Let $P(z)$ be a polynomial on $\mathbb{C}$ with roots $z_1,\dots,z_n$. This is a vector in the Segal-Bargmann space, the space of holomorphic functions on $\mathbb{C}$, intersect the weighted $L^2$ space with gaussian weight $e^{-\mid z \mid^2}$. The $L^2$ density of such a polynomial is

\[\rho_P(z) = |P(z)|^2 e^{-|z|^2}\]

We consider the region of $\mathbb{C}$ where the density is large, meaning it is within a factor of $e$ of the maximal value. Define the set

\[S_P = \left\{z\in\mathbb{C} \, \bigg| \, \rho_P(z) > \frac{1}{e} \max_{z \in \mathbb{C}} \rho_P\right\}\]

In my talk, I prove the following uncertainty principle:

Theorem: $\text{Area}(S_P)>= \text{Area}(S_1) = 2\pi$, with equality only when $P=1$.

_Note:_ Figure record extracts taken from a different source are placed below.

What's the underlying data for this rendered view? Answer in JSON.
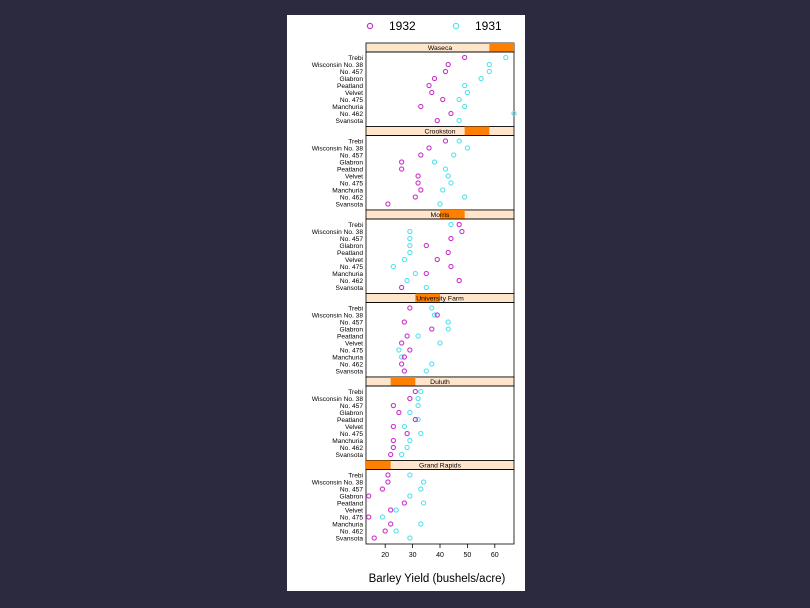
{
  "chart_data": {
    "type": "scatter",
    "xlabel": "Barley Yield (bushels/acre)",
    "x_ticks": [
      20,
      30,
      40,
      50,
      60
    ],
    "xlim": [
      13,
      67
    ],
    "legend": {
      "placement": "top",
      "entries": [
        {
          "name": "1932",
          "color": "#cc33cc"
        },
        {
          "name": "1931",
          "color": "#55e3ef"
        }
      ]
    },
    "strip_colors": {
      "background": "#ffe5cc",
      "indicator": "#ff7f00"
    },
    "varieties": [
      "Trebi",
      "Wisconsin No. 38",
      "No. 457",
      "Glabron",
      "Peatland",
      "Velvet",
      "No. 475",
      "Manchuria",
      "No. 462",
      "Svansota"
    ],
    "variety_labels": [
      "Trebi",
      "Wisconsin No. 38",
      "No. 457",
      "Glabron",
      "Peatland",
      "Velvet",
      "No. 475",
      "Manchuria",
      "No. 462",
      "Svansota"
    ],
    "panels": [
      {
        "site": "Waseca",
        "y1932": [
          49,
          43,
          42,
          38,
          36,
          37,
          41,
          33,
          44,
          39
        ],
        "y1931": [
          64,
          58,
          58,
          55,
          49,
          50,
          47,
          49,
          67,
          47
        ]
      },
      {
        "site": "Crookston",
        "y1932": [
          42,
          36,
          33,
          26,
          26,
          32,
          32,
          33,
          31,
          21
        ],
        "y1931": [
          47,
          50,
          45,
          38,
          42,
          43,
          44,
          41,
          49,
          40
        ]
      },
      {
        "site": "Morris",
        "y1932": [
          47,
          48,
          44,
          35,
          43,
          39,
          44,
          35,
          47,
          26
        ],
        "y1931": [
          44,
          29,
          29,
          29,
          29,
          27,
          23,
          31,
          28,
          35
        ]
      },
      {
        "site": "University Farm",
        "y1932": [
          29,
          39,
          27,
          37,
          28,
          26,
          29,
          27,
          26,
          27
        ],
        "y1931": [
          37,
          38,
          43,
          43,
          32,
          40,
          25,
          26,
          37,
          35
        ]
      },
      {
        "site": "Duluth",
        "y1932": [
          31,
          29,
          23,
          25,
          31,
          23,
          28,
          23,
          23,
          22
        ],
        "y1931": [
          33,
          32,
          32,
          29,
          32,
          27,
          33,
          29,
          28,
          26
        ]
      },
      {
        "site": "Grand Rapids",
        "y1932": [
          21,
          21,
          19,
          14,
          27,
          22,
          14,
          22,
          20,
          16
        ],
        "y1931": [
          29,
          34,
          33,
          29,
          34,
          24,
          19,
          33,
          24,
          29
        ]
      }
    ]
  }
}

That is, $\rho_P$ must be large on a large region. This shows that $\rho_P$ cannot be too concentrated in a small area, as then $S_P$ would be small. So, it is an uncertainty principle, showing that polynomials multiplied by a Gaussian must be sufficiently spread out.

Try it yourself:

Here is a plot of the set $S_P$ (the large filled-in area), for the polynomial defined by roots at the green dots. Try to get the set to be as small as possible.

click and drag points to move zeros around.
Double click to add/remove roots.

Does not work on mobile! please play on desktop sorry

Each zero of $P$ is a local minimum of the function $\rho_P$. The stable manifolds of each zero (the set of points which flow toward that zero under the reverse gradient flow) all have the same area. This lets us decompose the plane into equal-area pieces. You can play with this here. Inducting this process into higher dimensions, we can split up any Kahler manifold into a full filling by equal symplectic balls. This is called the Biran decomposition. See my Talk on the Biran decomposition, and references therein.

Sources

I learned most of this from the very readable lecture notes Holomorphic Methods in Mathematical Physics, by Brian Hall.

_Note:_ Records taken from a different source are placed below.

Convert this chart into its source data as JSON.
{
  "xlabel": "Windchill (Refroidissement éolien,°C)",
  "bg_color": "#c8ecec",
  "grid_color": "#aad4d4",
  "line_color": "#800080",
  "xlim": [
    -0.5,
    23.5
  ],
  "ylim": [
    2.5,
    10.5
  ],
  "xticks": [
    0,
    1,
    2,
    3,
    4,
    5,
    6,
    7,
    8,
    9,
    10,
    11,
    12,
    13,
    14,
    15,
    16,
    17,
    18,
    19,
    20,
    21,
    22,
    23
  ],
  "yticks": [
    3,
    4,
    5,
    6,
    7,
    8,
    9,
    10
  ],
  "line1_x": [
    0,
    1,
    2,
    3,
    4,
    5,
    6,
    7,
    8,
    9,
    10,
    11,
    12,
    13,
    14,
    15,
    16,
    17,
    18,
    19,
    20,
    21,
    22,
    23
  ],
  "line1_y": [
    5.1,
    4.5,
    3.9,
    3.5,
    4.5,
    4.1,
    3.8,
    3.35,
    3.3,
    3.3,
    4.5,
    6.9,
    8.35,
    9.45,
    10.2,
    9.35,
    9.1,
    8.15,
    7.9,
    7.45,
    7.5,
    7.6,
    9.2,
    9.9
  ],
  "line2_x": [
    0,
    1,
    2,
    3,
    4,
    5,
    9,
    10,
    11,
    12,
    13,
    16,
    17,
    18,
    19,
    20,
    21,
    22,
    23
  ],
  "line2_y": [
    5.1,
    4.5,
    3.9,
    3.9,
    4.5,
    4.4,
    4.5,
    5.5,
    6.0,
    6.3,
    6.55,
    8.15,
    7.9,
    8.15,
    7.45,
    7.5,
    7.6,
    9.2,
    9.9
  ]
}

The uncertainty principle I presented was proven in The Faber–Krahn inequality for the short-time Fourier transform by Fabio Nicola & Paolo Tilli. I presented the simplified proof present in A monotonicity theorem for subharmonic functions on manifolds, specialized to the Segal-Bargmann case. It took some work to extract my proof from these in the literature, cutting out all the chaff needed to generalize it properly.